Tires and fuel.  #8 is having slight trouble on the left rear, but not as bad as we saw with #7.  Nicolas Lapierre takes over the #36 Alpine A480 Hypercar in third place.  Lapierre runs wide through turn 13 and through the last corner before coming up to start another lap.  It is hard to get cars to the apex at this particular circuit.  Toyota are debriefing about how to improve their pit stops for the rest of the race.  A good scrap is brewing in GTE-Am as we see the #98 Aston Martin with Paul Dalla Lana driving, being challenged by Egidio Perfetti in the #56 Team Project 1 Mentos sponsored pPorsche.  That is one brand made by Perfetti's candy company.  He is the CEO of the company that makes Mentos mint candies.

With his tire troubles earlier in the game, Dalla Lana has backed himself up to where Perfetti is on the road.  Perfetti now runs 15 seconds in-arrears of the other Aston Martin, the #777 D'station entry with Tomonobu Fujii at the controls.  One step forward but two steps back for Paul Dalla Lana at this stage.  If you take too much out of the gap to another car, I'm sorry, but no matter how long the race is, you just can't gain back the time.  It's no different than locking up the brakes and missing the apex of the corner.  Just forget your mistakes and control and manage the gap.  That's what you need to do.  During a race, a driver must have a very short memory.

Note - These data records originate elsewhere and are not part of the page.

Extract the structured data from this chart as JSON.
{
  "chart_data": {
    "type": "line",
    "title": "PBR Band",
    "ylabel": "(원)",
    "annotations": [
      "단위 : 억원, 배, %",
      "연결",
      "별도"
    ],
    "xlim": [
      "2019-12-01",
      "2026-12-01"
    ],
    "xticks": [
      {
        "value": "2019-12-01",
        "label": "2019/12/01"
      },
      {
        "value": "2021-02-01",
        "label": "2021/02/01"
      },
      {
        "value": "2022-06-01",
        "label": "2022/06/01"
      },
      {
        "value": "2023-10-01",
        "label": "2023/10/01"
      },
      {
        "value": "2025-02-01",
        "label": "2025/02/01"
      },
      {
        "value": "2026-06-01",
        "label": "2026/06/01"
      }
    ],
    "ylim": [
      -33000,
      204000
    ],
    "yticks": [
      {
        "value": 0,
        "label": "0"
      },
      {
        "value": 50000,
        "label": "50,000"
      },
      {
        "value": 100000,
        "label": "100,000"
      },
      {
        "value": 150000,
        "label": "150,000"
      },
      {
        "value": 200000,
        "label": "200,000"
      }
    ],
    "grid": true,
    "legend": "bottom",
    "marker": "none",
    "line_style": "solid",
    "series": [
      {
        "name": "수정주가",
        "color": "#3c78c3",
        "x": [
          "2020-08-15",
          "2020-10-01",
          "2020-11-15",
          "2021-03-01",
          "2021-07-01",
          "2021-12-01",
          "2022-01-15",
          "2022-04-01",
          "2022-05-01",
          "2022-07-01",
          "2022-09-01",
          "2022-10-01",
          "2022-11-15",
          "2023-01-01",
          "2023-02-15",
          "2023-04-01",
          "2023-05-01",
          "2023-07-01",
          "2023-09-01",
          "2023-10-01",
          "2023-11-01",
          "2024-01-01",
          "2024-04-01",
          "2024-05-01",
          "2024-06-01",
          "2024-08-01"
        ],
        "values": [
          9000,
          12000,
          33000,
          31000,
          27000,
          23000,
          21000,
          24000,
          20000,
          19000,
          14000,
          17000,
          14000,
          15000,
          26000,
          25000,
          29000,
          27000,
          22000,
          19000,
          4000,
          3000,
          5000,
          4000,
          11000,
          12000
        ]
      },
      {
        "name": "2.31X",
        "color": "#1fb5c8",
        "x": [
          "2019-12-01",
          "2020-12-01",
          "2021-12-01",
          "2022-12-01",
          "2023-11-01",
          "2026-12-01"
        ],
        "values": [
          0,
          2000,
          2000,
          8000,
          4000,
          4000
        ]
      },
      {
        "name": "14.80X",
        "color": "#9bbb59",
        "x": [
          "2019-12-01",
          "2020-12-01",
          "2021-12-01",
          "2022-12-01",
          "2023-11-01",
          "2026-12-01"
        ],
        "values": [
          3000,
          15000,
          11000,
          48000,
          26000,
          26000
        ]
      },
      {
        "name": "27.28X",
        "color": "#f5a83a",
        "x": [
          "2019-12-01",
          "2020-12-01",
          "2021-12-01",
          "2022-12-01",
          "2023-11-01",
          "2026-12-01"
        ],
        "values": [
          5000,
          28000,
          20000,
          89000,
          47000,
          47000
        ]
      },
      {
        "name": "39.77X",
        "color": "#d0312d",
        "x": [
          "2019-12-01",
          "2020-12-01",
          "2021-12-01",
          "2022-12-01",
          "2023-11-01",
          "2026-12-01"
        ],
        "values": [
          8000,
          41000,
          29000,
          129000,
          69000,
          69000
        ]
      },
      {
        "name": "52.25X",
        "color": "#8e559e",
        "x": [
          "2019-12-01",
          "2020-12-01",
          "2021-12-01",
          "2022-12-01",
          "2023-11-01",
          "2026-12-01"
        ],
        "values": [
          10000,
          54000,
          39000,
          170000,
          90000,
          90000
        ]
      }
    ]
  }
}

Every lap is different.  Driver change for the GTE-Am points leading #83 AF Corse Ferrari as Alessio Rovera, the Italian, takes over.  That is the first GTE-Am entry we have seen that makes a regular pit stop, a scheduled one.  Single stints in this race are the order of the day at least in GTE-Am.  This race is going to end in daylight unlike next weekend's finale here in Bahrain which is slated to race into the hours of darkness and under the floodlights.  Now we see damage to the #20 High Class Racing LMP2 machine.  How did that get there?